ベトナムの芸能専門誌『The Gioi dien anh』のホーチミン支社には最近、ある問い合わせの電話が殺到して業務に支障が出ている。
最近、放送が終了した韓国ドラマ『冬の恋歌』(日本タイトル『冬のソナタ』)に主演したペ・ヨンジュンがドラマでしていたマフラーはどこに売っているかという問い合わせの電話が絶えないためだ。

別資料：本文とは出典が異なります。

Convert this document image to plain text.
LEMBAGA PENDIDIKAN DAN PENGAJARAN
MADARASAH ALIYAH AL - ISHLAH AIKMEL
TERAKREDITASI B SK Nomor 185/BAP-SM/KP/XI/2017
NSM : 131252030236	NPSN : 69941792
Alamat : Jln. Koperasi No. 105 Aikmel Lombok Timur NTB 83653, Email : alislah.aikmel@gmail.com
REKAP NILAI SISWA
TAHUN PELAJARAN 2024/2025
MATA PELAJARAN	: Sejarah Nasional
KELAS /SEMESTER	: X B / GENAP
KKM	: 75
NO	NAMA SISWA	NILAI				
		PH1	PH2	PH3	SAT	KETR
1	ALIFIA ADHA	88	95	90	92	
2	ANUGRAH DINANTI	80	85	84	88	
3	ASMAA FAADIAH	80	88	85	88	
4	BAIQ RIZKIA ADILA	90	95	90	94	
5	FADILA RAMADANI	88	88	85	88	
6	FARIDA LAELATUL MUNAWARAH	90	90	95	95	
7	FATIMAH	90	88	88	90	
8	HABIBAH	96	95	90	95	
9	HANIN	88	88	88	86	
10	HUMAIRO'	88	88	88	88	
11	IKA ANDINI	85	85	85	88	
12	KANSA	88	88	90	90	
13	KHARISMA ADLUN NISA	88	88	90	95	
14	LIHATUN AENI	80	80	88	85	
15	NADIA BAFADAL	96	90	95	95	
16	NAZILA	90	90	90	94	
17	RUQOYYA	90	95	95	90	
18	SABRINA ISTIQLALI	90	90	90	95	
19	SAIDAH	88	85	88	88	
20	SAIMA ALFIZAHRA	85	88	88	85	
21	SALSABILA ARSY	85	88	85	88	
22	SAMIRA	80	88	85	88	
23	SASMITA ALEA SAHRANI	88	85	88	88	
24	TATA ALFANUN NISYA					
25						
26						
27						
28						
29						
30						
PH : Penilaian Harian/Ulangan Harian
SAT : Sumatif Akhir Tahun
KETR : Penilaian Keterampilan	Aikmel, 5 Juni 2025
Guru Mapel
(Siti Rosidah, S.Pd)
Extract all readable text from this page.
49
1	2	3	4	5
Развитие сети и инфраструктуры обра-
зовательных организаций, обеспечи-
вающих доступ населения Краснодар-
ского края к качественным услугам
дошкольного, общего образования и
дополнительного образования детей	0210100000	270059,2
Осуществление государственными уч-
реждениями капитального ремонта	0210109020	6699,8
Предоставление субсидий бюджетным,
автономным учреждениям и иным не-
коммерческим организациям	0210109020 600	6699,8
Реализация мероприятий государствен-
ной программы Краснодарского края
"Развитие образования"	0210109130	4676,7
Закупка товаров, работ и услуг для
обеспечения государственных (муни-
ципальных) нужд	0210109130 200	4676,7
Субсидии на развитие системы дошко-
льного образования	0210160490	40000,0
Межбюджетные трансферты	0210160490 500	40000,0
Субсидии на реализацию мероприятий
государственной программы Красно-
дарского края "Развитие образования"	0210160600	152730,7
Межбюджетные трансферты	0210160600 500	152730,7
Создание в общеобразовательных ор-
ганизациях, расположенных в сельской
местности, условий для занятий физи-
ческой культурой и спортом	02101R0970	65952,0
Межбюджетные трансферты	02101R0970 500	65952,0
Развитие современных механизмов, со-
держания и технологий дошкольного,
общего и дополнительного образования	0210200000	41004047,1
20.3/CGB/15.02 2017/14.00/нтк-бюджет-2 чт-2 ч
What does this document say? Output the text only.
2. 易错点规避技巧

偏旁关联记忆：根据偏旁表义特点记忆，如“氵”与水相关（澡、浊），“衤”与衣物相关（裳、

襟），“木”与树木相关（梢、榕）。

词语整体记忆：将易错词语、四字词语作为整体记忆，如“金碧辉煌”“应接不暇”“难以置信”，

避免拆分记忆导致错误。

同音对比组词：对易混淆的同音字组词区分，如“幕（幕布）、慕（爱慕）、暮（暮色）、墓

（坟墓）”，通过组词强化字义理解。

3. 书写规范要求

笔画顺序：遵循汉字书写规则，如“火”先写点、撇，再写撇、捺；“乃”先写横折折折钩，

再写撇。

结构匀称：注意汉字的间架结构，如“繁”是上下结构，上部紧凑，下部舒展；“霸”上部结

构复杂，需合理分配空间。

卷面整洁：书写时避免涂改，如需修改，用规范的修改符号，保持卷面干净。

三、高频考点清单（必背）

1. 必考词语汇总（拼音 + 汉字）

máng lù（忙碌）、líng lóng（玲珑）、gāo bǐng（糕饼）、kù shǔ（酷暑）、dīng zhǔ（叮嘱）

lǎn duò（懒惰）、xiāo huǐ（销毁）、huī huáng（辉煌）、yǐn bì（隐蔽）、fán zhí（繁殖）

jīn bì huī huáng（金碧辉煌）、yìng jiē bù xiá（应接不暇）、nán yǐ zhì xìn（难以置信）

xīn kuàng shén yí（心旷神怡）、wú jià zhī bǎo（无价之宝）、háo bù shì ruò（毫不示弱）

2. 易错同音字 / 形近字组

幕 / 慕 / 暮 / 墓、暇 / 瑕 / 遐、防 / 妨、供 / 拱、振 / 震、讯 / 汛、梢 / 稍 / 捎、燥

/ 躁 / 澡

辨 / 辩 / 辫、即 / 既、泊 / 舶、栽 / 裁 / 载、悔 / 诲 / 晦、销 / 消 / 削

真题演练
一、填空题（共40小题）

蒸し暑いベトナムでマフラーは必要ないが、これを求めるファンが急増している。
同様に最近放送されて爆発的なヒットとなった『天国の階段』に出演したクォン・サンウのポスターを手に入れなれなかったファンからポスター増刷の問い合わせ電話も殺到している。
ドラマ『花火』『医科兄弟』(日本タイトル『ドクターズ』)などを通じて多くのファンを獲得した李英愛(イ・ヨンエ)スタイルの化粧法は若い女性たちの間で定着しつつある。またドラマ『オールイン』に主演した宋慧喬(ソン・ヘギョ)が身に付けていた時計やネックレスなどのアクセサリーも全国で流行している。
これらはベトナムで普段から接することのできる韓流ブームの一例だ。1996年から本格化したベトナムでの韓流ブームは、年々拡大しつつある。
韓流ブームの伝道師的役割を果たすテレビ局の数は全国ネットの中央放送局(VTV)、ハノイ放送局、ホーチミン放送局など計40社あり、毎日20本以上の韓国ドラマが放送されている。これは全体の40%を占め、放送時間帯も正午、午後6時、午後9時からの時間帯に集中している。
ゴールデンタイムに韓国ドラマが集中して放送されていることから、必然的にスポンサーの数も最も多い。米国や中国などの外国映画の場合、スポンサーは3~7社ほどに過ぎないが、韓国ドラマは放送を前後して平均15社のCMが流されている。
VTVで『完全な愛』『勝手にしやがれ』『ガラスの靴』、ハノイ放送局で『窈窕淑女』『千年之愛』、ホーチミン放送局で『その女の家』『暴風の中に』『黄色いハンカチ』などが放送されている。これらほとんどのドラマはすでに放送が終了しているが、視聴者の要望が多く再放送されている。
中でも昨年に放送された『ガラスの靴』の場合、全人口の4分の1にあたる2千万人を毎週3回、午後9~11時にテレビの前に釘付けにさせ、街中の人通りが少なくなるほどの人気を集めた。
『ガラスの靴』は昨年9月に韓国を訪問したファン・ヴァン・カイ首相をも熱中させた。次官級の公式随行員が大統領府で行われた公式午餐会で出演者2人からサインをもらうなど、現地でのドラマ人気を証明してみせた。
ドラマほどではないが、『猟奇的な彼女』『同い年の家庭教師』『彼女を信じないでください』などの映画やBaby V.O.X、李貞賢 (イ・ジョンヒョン)、高耀太、ク・チャンモなどの韓国人アーティストの人気も非常に高い。